The people of Ecuador are rising up to refound their country as a pluri-national homeland for all. This inspiring movement, with Ecuador's indigenous peoples at its heart, is part of the revolution spreading across the Americas, laying the groundwork for a new, fairer, world. Ecuador Rising aims to bring news and analysis of events unfolding in Ecuador to english speakers.

Thursday, June 12, 2008

Ecuadorian president to step down if links to rebels are proved

Via Earthtimes, 17 May 2008
Lima - Ecuadorian President Rafael Correa said Saturday in Lima that he is willing to step down from power if it is proved that his government has backed the leftist Revolutionary Armed Forces of Colombia (FARC).

Correa made this comment amid allegations by Colombian authorities that FARC - who hold hostage former Colombian presidential candidate Ingrid Betancourt and over 700 others - may have given funds to Correa's presidential campaign and that the government in Quito may have granted protection to the rebels.

"If they prove that, I put my position in the hands of the Ecuadorian people," Correa said.

The allegations are based on the contents of computers seized on March 1, following a cross-border raid by Colombian forces on Ecuadorian territory. FARC number two Raul Reyes was killed in the operation, along with 25 other people including one Ecuadorian citizen.

On Thursday, Interpol confirmed that the laptop computers have not been tampered with since they were seized, although the organization did not comment on their contents.
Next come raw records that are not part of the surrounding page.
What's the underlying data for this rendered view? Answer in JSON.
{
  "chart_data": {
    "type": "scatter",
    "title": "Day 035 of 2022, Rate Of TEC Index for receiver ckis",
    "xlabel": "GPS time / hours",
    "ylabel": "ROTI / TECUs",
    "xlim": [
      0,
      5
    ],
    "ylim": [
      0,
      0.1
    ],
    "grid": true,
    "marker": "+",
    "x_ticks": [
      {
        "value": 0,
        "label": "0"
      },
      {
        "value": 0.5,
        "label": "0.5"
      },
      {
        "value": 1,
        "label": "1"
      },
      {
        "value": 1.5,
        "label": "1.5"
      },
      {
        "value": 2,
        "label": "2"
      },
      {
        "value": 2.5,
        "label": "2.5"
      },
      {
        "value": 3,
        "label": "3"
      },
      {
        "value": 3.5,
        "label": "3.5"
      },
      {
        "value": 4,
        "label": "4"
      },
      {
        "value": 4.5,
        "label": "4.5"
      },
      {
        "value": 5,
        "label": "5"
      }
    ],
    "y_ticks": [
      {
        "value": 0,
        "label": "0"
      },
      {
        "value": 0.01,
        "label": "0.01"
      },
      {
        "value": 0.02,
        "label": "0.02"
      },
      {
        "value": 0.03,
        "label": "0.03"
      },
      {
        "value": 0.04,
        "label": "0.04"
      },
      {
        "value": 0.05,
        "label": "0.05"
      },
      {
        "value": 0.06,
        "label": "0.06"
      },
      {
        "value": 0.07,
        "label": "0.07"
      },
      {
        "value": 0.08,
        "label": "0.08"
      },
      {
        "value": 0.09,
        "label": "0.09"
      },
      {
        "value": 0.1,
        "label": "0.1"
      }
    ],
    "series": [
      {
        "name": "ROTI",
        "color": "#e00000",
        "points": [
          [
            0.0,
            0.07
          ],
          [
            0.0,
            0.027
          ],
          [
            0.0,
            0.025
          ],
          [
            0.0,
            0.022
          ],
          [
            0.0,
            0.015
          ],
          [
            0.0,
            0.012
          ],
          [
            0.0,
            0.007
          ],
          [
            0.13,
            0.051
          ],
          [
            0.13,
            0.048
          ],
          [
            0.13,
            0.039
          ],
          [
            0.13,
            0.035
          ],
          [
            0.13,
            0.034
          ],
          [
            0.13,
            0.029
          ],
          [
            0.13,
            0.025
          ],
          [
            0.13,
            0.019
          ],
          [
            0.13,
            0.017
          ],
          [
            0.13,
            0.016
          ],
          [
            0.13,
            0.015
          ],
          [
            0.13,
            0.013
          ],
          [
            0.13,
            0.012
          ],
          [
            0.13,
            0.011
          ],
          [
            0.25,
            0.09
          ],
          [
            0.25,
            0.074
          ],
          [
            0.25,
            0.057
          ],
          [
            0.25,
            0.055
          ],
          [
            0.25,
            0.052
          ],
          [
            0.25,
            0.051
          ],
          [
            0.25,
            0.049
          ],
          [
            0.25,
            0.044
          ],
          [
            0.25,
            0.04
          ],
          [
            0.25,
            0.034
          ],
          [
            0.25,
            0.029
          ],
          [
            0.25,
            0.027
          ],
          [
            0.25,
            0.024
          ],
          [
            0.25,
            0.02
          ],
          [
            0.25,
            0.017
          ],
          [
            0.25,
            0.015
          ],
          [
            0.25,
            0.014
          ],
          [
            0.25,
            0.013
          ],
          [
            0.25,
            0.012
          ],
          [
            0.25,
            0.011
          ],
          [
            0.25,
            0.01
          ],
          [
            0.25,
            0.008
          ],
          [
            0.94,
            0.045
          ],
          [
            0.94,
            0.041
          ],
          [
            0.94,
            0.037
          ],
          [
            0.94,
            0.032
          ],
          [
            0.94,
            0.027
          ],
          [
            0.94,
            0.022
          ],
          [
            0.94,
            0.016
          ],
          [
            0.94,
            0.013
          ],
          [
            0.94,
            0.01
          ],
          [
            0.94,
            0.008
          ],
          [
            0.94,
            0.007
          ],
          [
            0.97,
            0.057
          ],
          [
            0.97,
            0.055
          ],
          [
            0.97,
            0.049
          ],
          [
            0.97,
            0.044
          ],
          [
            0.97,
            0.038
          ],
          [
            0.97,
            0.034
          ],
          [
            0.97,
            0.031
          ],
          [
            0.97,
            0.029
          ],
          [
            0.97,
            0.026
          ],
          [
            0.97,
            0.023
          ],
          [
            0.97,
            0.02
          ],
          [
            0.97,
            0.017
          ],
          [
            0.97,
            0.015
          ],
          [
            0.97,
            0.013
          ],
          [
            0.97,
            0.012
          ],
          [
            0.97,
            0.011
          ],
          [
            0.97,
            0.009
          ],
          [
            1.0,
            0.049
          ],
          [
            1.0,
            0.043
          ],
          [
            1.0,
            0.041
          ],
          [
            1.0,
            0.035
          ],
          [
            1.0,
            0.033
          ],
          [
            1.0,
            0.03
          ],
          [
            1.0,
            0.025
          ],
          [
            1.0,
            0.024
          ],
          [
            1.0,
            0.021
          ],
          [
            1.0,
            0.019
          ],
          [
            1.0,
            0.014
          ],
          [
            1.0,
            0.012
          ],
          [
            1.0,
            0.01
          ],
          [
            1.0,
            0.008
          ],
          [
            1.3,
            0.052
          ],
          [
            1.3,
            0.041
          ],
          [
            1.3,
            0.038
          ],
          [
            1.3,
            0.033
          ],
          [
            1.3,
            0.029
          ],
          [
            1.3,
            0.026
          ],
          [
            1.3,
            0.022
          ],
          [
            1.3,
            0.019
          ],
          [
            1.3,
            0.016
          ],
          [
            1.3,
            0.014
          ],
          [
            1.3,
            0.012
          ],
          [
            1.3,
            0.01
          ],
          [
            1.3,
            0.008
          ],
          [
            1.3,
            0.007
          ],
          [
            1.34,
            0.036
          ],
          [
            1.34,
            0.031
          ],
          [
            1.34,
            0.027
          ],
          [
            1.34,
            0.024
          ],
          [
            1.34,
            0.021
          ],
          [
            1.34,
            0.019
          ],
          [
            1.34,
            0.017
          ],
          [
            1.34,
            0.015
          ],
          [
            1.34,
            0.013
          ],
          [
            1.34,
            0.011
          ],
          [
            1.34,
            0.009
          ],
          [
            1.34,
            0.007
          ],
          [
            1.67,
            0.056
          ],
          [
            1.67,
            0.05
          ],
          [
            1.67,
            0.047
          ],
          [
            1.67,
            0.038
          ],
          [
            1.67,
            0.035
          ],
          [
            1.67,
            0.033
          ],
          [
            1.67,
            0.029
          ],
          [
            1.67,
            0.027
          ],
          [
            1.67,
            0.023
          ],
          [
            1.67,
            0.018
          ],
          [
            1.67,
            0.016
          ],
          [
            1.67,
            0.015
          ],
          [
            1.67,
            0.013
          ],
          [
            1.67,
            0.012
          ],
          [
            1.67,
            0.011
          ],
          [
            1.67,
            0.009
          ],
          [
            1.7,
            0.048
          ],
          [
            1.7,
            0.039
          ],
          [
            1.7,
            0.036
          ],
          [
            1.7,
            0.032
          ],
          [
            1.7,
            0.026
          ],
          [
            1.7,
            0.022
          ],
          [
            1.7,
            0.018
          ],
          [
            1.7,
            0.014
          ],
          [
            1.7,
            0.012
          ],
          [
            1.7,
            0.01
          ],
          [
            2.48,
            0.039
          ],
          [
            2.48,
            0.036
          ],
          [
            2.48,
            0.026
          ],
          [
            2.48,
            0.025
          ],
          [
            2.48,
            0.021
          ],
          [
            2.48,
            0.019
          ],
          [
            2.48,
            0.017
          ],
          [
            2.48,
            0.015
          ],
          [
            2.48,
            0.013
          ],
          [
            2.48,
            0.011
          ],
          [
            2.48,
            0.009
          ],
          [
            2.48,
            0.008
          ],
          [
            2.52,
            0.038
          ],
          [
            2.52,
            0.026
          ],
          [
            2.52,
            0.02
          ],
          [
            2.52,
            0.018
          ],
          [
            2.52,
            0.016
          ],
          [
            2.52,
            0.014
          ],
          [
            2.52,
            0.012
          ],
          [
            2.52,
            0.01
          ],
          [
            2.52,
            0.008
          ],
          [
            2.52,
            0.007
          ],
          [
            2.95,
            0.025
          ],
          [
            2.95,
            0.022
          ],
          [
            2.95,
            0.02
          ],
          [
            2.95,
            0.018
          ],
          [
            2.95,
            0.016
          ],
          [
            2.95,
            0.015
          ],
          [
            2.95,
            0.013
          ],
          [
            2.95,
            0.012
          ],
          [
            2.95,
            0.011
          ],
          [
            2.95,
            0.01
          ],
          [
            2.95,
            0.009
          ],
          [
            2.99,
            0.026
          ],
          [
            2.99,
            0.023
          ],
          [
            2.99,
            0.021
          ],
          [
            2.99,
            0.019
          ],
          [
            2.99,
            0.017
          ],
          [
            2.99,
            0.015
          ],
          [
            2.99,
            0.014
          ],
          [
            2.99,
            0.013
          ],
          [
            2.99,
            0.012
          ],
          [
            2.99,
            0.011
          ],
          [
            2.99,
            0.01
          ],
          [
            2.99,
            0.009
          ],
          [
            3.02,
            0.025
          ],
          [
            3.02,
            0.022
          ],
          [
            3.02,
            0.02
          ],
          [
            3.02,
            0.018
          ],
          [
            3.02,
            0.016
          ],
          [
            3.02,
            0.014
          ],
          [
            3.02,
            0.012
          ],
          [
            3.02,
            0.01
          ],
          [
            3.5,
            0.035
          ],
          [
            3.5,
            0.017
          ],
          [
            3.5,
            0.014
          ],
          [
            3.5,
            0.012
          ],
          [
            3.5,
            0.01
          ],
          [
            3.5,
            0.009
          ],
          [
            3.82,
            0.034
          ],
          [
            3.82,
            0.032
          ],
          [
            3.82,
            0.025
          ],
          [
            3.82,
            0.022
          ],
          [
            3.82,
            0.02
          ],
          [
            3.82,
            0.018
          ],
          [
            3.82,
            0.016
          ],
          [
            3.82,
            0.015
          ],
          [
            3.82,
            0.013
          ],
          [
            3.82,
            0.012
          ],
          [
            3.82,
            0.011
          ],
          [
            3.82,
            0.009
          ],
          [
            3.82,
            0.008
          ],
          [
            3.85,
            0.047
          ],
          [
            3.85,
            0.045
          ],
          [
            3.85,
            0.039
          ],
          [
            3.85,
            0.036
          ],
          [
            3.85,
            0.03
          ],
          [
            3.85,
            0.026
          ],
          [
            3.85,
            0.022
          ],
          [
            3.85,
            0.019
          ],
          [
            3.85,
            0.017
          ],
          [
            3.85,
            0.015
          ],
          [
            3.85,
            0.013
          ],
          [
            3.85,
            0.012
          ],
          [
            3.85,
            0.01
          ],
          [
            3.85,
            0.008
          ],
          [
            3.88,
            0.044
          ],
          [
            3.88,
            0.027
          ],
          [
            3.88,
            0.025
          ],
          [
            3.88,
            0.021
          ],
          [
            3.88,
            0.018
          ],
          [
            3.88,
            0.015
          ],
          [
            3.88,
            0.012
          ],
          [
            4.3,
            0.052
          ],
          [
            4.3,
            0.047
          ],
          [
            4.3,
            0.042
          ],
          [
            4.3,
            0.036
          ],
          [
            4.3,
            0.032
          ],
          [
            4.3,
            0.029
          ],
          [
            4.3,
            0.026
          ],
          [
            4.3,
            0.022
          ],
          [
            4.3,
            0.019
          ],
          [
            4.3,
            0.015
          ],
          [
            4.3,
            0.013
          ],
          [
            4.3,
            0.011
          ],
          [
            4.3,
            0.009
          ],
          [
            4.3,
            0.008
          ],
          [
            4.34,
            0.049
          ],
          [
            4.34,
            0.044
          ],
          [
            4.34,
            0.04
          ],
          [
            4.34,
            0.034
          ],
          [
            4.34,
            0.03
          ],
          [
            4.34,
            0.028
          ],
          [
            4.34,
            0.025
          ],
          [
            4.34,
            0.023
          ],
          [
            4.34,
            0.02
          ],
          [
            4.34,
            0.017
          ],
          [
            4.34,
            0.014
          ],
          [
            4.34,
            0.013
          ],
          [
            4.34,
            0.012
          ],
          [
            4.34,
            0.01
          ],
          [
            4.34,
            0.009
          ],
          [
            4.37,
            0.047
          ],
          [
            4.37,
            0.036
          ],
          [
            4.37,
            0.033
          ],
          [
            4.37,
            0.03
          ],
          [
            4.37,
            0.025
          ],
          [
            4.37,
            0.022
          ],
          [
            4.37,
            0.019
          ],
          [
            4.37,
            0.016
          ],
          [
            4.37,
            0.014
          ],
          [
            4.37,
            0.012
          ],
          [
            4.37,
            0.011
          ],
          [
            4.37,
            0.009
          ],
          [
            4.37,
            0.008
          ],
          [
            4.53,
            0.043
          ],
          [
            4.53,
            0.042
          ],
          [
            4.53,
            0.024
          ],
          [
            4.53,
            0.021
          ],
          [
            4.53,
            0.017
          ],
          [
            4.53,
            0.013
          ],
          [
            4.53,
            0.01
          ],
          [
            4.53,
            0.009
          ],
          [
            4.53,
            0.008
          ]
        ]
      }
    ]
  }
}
Colombian officials have said that the computers hold files that refere to the alleged support that Venezuelan and Ecuadorian authorities gave FARC, as well as rebel plans to expand in the region. Correa stressed that the international community would not have any reason to believe what the rebels say, even if they said such things.

"Do we or do we not believe FARC?" he asked.

Correa complained that Colombian authorities consider false the accusations that FARC make against Uribe but believe rebel comments on Ecuador.

"Well, we have to believe it when FARC say they financed my campaign, but we also have to believe what FARC say about Uribe's ties with the paramilitaries and drug traffickers," he said at the end of his stay in Lima.

Correa - who on Friday attended the European Union-Latin America and the Caribbean summit alongside Uribe and scores of other leaders - said he asked the Organization of American States to carry out a probe to establish whether the allegations against him are true.